El cuerpo como un territorio a intervenir es un tema complejo que desde hace algún tiempo llama mi atención.
Ahora es frecuente escuchar la pregunta qué es ser mujer y no hay la misma referencia a qué es ser hombre, ya que el sistema patriarcal lo asimila al todo. Para mí ser mujer es una condición biológica, en lo demás soy un ser humano cualquiera. Mis pensamientos, decisiones y acciones no están determinadas por mi sexo. Por ello no entiendo que se pretenda que los sistemas institucionales identitarios desconozcan la biología como categoría. Si existen otras maneras de asimilarse, la solución estaría en ampliar el espectro de identificación a las nuevas diversidades. Hay hombres, mujeres, transmasculinos, transfemeninos… y las que requieran identidad en la socialización. Se trata de adicionar, no de restar. Esto es vital por cuanto significará además que para algunas de las actividades sociales el espectro de posibilidades habrá de ampliarse, como es el caso de los encarcelamientos, competencias deportivas, centros de protección a víctimas de violencia sexual, participación política y espacios de decisión, historias clínicas, entre otras.
Creo que seguimos atrincherados en las fronteras morales y de pensamiento que nos impiden relajarnos y fluir con el devenir. Hay una pulsión por el control, por el deber ser que nos conduce irremediablemente a la no aceptación de lo que es. Lo natural es atravesado por una sapiencia humana que decide mejor el cauce que el río mismo, que convierte bosques en potreros y monocultivos extensos, destruye montañas para elevar edificios. Una actividad depredadora y cotidiana porque la naturaleza persiste. Ocupará el vacío, cualquier resquicio para retornar y a ser lo que es: vida manifestada. La naturaleza es fuerte y tenaz. De hecho los cultivos con semillas transgénicas sobreviven gracias a la ingesta constate de agroquímicos y los cuerpos transfemenizados pueden adolecer de cáncer de próstata, una enfermedad exclusiva de hombres como lo es el cáncer de mama para las mujeres.

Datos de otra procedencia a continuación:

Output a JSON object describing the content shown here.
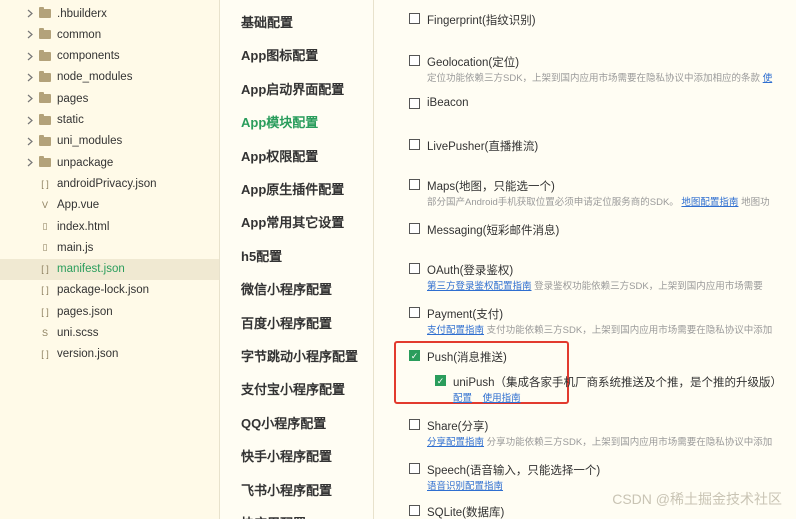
{
  "file_tree": {
    "items": [
      {
        "label": ".hbuilderx",
        "type": "folder",
        "expandable": true
      },
      {
        "label": "common",
        "type": "folder",
        "expandable": true
      },
      {
        "label": "components",
        "type": "folder",
        "expandable": true
      },
      {
        "label": "node_modules",
        "type": "folder",
        "expandable": true
      },
      {
        "label": "pages",
        "type": "folder",
        "expandable": true
      },
      {
        "label": "static",
        "type": "folder",
        "expandable": true
      },
      {
        "label": "uni_modules",
        "type": "folder",
        "expandable": true
      },
      {
        "label": "unpackage",
        "type": "folder",
        "expandable": true
      },
      {
        "label": "androidPrivacy.json",
        "type": "json"
      },
      {
        "label": "App.vue",
        "type": "vue"
      },
      {
        "label": "index.html",
        "type": "html"
      },
      {
        "label": "main.js",
        "type": "js"
      },
      {
        "label": "manifest.json",
        "type": "json",
        "active": true
      },
      {
        "label": "package-lock.json",
        "type": "json"
      },
      {
        "label": "pages.json",
        "type": "json"
      },
      {
        "label": "uni.scss",
        "type": "scss"
      },
      {
        "label": "version.json",
        "type": "json"
      }
    ]
  },
  "settings_nav": {
    "items": [
      {
        "label": "基础配置"
      },
      {
        "label": "App图标配置"
      },
      {
        "label": "App启动界面配置"
      },
      {
        "label": "App模块配置",
        "active": true
      },
      {
        "label": "App权限配置"
      },
      {
        "label": "App原生插件配置"
      },
      {
        "label": "App常用其它设置"
      },
      {
        "label": "h5配置"
      },
      {
        "label": "微信小程序配置"
      },
      {
        "label": "百度小程序配置"
      },
      {
        "label": "字节跳动小程序配置"
      },
      {
        "label": "支付宝小程序配置"
      },
      {
        "label": "QQ小程序配置"
      },
      {
        "label": "快手小程序配置"
      },
      {
        "label": "飞书小程序配置"
      },
      {
        "label": "快应用配置"
      }
    ]
  },
  "modules": {
    "fingerprint": {
      "label": "Fingerprint(指纹识别)",
      "checked": false
    },
    "geolocation": {
      "label": "Geolocation(定位)",
      "checked": false,
      "desc": "定位功能依赖三方SDK，上架到国内应用市场需要在隐私协议中添加相应的条款",
      "desc_link": "使"
    },
    "ibeacon": {
      "label": "iBeacon",
      "checked": false
    },
    "livepusher": {
      "label": "LivePusher(直播推流)",
      "checked": false
    },
    "maps": {
      "label": "Maps(地图，只能选一个)",
      "checked": false,
      "desc": "部分国产Android手机获取位置必须申请定位服务商的SDK。",
      "desc_link": "地图配置指南",
      "desc_tail": "地图功"
    },
    "messaging": {
      "label": "Messaging(短彩邮件消息)",
      "checked": false
    },
    "oauth": {
      "label": "OAuth(登录鉴权)",
      "checked": false,
      "desc_link": "第三方登录鉴权配置指南",
      "desc": "登录鉴权功能依赖三方SDK，上架到国内应用市场需要"
    },
    "payment": {
      "label": "Payment(支付)",
      "checked": false,
      "desc_link": "支付配置指南",
      "desc": "支付功能依赖三方SDK，上架到国内应用市场需要在隐私协议中添加"
    },
    "push": {
      "label": "Push(消息推送)",
      "checked": true
    },
    "unipush": {
      "label": "uniPush（集成各家手机厂商系统推送及个推，是个推的升级版）",
      "checked": true,
      "link1": "配置",
      "link2": "使用指南"
    },
    "share": {
      "label": "Share(分享)",
      "checked": false,
      "desc_link": "分享配置指南",
      "desc": "分享功能依赖三方SDK，上架到国内应用市场需要在隐私协议中添加"
    },
    "speech": {
      "label": "Speech(语音输入，只能选择一个)",
      "checked": false,
      "desc_link": "语音识别配置指南"
    },
    "sqlite": {
      "label": "SQLite(数据库)",
      "checked": false
    }
  },
  "watermark": "CSDN @稀土掘金技术社区"
}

En esa medida no es de extrañar que hoy el cuerpo sea un nuevo campo de batalla. El ser humano se proclama por encima de lo natural. El buscador de un mundo en el que el deseo es el amo y para ello ha de domar la biología. Por eso las narices de nacimiento, el tamaño de los senos, la no protuberancia de las nalgas, el exceso de peso, las señales de vejez se convirtieron en territorios a transformar con el bisturí. Lo que no gusta ha de convertirse en lo que el deseo cultural privilegia. Las cirugías plásticas estéticas son hoy normales y podría decirse que son el abrebocas a la mutilación para volver lo masculino femenino y viceversa. Un camino sin vuelta atrás.

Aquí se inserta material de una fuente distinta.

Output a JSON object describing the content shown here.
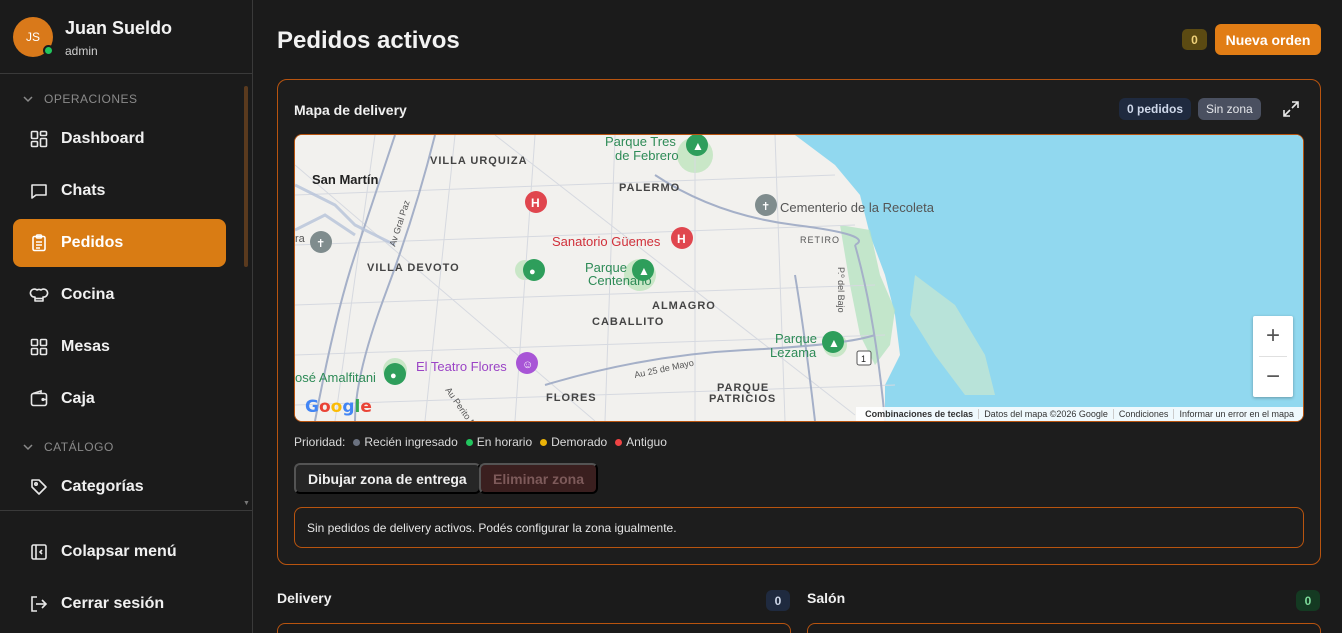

Todo lo que genere dependencia requiere una revisión permanente y es ahí donde cuestiono la pretensión de que memores de edad y sus familias sean presionados, a través de la publicidad o la bien intencionada educación sobre la diversidad sexual, para escoger sin alcanzar la adultez su identidad sexual no biológica. No hay que ignorar que cercenar los senos y castrar los genitales son actos irreversibles con consecuencias de por vida y que conducen a la dependencia farmacéutica, ya que las mamas y las próstatas seguirán existiendo, al igual que las hormonas, y por lo tanto inhibirlas requiere de un control constante y sistemático, que se logra con la medicación, sin que aún dimensionemos sus efectos a corto, mediano y largo plazo en sus pacientes prematuros. Aquí cabe la pregunta de siempre: ¿Quién gana? ¿Quién es el beneficiario de este nuevo orden social?

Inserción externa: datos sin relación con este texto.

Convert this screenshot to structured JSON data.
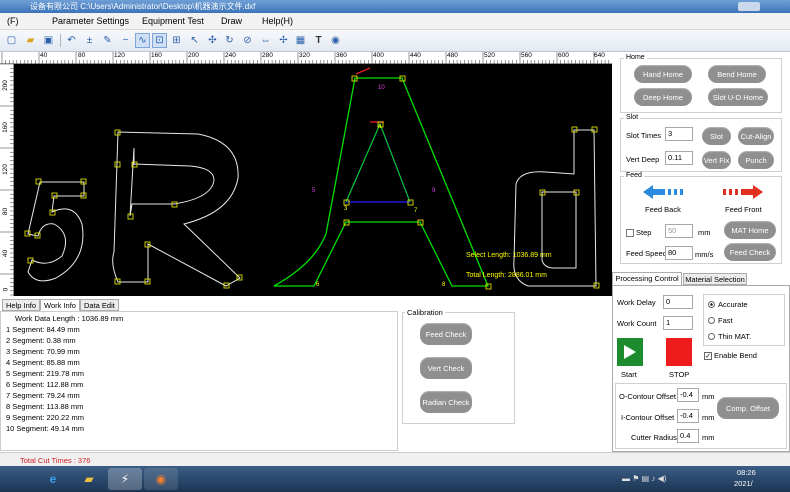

Una mirada critica a esta situación no puede descalificarse bajo el epíteto de polarización: Si no estás conmigo, estás contra mí. Requerimos que las decisiones que nos afectan como grupo social sean analizadas, contrastadas, visibles en sus diferentes aristas. Esto permitirá que el futuro que edificamos hoy sea el resultado del constructo social de una mayoría informada y enriquecida en el debate de las posibilidades y no la maraña tejida por los hilos invisibles de unos pocos en su propio beneficio.